Moran Cerf, an assistant professor of marketing at the Kellogg School and a neuroscientist by training, thinks neuroscience can get around some of these problems—a proposition he and PhD student Sam Barnett have been putting to the test.
“People often answer questions the way they want to be rather than the way they actually are,” explains Cerf. “People buy clothes that the skinnier version of them would wear. They buy gym memberships like a person who would exercise daily, and they set the alarm not thinking that they will push the snooze button multiple times before they actually wake up.”
A technique like EEG, however, can expose discrepancies between what the conscious brain wants (or says it wants) and what the unconscious brain actually demands.
Your Brain on Ads
In a study conducted during the Super Bowl by Cerf and Barnett (and still being written up), multiple participants, mostly from the Kellogg community, watched the game while wearing EEG caps that record electrical signals from the brain. Additionally, participants’ facial reactions were recorded with a video camera so that their emotions could be later analyzed, and they answered survey questions in real time. (Many of the survey questions were modeled after the Kellogg 2015 Super Bowl Ad Review questions.) The researchers wondered: How effective, memorable, attention grabbing, emotionally stimulating, and engaging did these participants find the ads?
In many cases, all three data-collection methods led to similar conclusions. However, the neural data often provided additional insights. For example, some ads triggered particularly strong momentary responses in the brains of women versus men, or vice versa. Other ads stimulate subconscious anxieties or preferences, which can be detected via EEG but are missed by more traditional methods. In other words, the brain sometimes “knew” more than the participants reported on their surveys. (For more insight into some of Cerf’s methodologies, read our longer feature here.)
“We can now help companies figure out the optimal length to make the ad for the Super Bowl, potentially saving millions of dollars.”
Such highly accurate customer insights offer obvious benefits to advertisers. They could use the technology to determine how frequently an ad must be run, for instance, to be most effective. They could also use the technology to determine when an ad should be run. “We can determine which ads should be placed in a sequence together to maximize engagement,” says Barnett.
And is that extra-long spot really a good idea? “If a Super Bowl ad costs a million dollars for 10 extra seconds, and I can now look at your brain and see that the same ad—whether it is 30 seconds or 20 seconds—is just as memorable, emotional, and engaging, then we can now help companies figure out the optimal length to make the ad for the Super Bowl, potentially saving millions of dollars,” says Cerf. Identifying the most and least engaging moments in an ad is key to this process, and the real-time nature of EEG makes this possible.
That Extra Ten Percent
The technique even has the potential to change how advertisers talk about abstract concepts like engagement or emotion. “When someone wants an ad and they say, ‘give me something that is emotional and engaging,’” Cerf says, “we can now talk in numbers rather than more fluid terms. We can say this ad gets you a memorability score that is 20 percent higher than another ad. If you would rather sacrifice memorability for an emotional narrative, then you might want to go for an ad that is ranked high on a different dimension.”

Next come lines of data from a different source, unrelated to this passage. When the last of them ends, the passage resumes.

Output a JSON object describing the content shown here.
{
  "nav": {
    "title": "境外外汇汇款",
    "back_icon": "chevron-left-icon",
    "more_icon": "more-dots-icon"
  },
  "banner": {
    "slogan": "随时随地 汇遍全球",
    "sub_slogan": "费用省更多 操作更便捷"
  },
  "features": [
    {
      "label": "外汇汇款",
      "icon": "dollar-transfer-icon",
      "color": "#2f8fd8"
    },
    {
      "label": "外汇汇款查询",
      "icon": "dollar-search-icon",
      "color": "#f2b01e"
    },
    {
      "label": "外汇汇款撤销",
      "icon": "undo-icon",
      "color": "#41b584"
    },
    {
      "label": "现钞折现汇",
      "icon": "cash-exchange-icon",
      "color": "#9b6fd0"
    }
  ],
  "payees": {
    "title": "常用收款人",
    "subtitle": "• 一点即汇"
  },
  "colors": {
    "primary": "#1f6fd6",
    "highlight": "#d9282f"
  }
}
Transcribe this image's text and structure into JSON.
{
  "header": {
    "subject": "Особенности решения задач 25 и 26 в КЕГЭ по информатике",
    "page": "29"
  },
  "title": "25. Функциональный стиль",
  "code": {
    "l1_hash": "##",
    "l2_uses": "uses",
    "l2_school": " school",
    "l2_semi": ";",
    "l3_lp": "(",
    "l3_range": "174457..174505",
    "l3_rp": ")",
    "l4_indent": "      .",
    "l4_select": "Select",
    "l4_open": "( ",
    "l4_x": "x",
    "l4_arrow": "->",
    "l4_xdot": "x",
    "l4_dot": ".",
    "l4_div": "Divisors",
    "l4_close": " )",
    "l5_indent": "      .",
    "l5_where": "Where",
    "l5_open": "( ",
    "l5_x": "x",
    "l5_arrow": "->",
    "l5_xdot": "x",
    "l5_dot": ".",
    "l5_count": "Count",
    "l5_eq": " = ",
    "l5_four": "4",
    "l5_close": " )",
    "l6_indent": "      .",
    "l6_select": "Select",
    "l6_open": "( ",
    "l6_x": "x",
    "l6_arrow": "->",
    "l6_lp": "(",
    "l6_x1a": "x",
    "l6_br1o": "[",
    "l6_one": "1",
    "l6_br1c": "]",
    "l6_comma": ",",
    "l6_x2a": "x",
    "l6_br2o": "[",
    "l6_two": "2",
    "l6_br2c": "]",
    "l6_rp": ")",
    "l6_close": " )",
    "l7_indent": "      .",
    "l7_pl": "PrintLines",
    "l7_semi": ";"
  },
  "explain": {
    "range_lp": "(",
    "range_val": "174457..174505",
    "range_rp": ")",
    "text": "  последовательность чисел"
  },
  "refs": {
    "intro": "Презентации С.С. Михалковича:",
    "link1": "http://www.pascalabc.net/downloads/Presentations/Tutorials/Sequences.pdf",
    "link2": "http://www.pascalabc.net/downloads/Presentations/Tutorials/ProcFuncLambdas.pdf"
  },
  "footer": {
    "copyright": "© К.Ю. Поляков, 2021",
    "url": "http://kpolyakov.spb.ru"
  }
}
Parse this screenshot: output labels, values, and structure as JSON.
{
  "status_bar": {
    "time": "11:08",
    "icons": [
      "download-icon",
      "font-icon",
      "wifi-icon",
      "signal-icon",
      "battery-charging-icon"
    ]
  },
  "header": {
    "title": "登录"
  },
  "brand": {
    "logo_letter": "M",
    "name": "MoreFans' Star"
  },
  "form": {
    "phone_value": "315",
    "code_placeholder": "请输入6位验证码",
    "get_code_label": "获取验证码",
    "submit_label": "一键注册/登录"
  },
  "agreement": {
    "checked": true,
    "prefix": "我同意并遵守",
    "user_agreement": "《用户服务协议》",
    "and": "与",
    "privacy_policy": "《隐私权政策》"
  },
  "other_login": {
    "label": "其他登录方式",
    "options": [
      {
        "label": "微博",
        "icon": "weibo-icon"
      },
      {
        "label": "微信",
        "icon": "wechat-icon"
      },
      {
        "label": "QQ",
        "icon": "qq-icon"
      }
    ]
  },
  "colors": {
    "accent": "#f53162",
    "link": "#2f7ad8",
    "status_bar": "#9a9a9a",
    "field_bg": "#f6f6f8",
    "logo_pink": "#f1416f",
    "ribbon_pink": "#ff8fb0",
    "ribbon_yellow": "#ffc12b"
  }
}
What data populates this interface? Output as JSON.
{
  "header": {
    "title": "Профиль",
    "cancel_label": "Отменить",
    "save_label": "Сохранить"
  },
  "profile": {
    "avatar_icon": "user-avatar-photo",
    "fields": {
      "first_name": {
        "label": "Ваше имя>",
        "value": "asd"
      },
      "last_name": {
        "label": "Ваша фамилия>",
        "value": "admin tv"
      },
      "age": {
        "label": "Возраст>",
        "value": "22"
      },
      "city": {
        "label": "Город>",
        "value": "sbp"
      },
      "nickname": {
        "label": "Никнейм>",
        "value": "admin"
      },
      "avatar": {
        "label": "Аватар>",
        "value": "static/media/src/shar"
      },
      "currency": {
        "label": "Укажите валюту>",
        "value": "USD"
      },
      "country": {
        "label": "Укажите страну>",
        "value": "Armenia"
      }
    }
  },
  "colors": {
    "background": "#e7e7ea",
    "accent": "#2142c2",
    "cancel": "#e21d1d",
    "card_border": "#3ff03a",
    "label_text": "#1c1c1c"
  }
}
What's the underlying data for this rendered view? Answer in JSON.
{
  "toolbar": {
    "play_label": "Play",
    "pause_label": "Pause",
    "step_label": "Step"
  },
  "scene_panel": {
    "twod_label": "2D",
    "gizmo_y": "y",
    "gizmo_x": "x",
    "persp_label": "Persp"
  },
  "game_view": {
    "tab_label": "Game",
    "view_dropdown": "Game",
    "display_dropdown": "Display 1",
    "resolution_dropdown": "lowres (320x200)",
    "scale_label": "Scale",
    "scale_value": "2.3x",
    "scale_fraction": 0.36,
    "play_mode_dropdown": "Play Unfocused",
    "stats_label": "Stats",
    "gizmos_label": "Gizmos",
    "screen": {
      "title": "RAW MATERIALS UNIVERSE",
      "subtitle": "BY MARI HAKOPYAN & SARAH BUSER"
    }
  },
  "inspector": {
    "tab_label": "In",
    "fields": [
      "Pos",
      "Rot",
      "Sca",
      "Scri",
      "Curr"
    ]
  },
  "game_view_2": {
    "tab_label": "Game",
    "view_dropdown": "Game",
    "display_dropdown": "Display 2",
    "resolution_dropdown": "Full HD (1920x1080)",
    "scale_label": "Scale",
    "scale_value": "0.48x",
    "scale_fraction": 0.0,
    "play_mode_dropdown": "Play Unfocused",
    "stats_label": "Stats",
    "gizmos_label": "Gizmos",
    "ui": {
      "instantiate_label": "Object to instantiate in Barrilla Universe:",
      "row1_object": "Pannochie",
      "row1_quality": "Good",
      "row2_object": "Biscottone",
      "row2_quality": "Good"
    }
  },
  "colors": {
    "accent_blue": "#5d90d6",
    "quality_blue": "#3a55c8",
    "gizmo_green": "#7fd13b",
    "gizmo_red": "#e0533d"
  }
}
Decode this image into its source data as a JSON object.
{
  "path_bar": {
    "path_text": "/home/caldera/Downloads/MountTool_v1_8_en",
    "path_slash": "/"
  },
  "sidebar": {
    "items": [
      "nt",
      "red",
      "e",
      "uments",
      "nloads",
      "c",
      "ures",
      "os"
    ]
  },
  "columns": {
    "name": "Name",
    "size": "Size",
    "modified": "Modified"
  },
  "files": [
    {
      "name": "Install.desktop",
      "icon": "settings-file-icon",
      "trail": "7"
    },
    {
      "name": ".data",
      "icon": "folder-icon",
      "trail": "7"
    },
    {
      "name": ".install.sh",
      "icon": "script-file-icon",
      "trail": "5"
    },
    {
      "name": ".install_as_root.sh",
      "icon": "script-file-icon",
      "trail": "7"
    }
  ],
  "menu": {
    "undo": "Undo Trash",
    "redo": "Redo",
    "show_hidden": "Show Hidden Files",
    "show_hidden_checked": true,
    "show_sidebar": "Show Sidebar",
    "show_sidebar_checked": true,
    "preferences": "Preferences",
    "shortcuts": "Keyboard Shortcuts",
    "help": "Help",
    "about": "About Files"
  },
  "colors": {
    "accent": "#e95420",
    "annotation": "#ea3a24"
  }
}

There are, of course, limitations to using neuroscience techniques. They are still relatively expensive (EEG systems cost tens of thousands of dollars), and they require technical expertise that does not exist in many companies. It can also be a challenge for leaders to convince people within their organizations to make use of neuroscience at the expense of what they have used for decades before.
Still, neuroscience may offer the most accurate measure of ad effectiveness there is. “Listening to people will always give you a high level of accuracy,” Cerf says, “but looking at their brain gives you this extra 10 percent.” For big companies investing in mega-advertising events, the payoff may be worth it.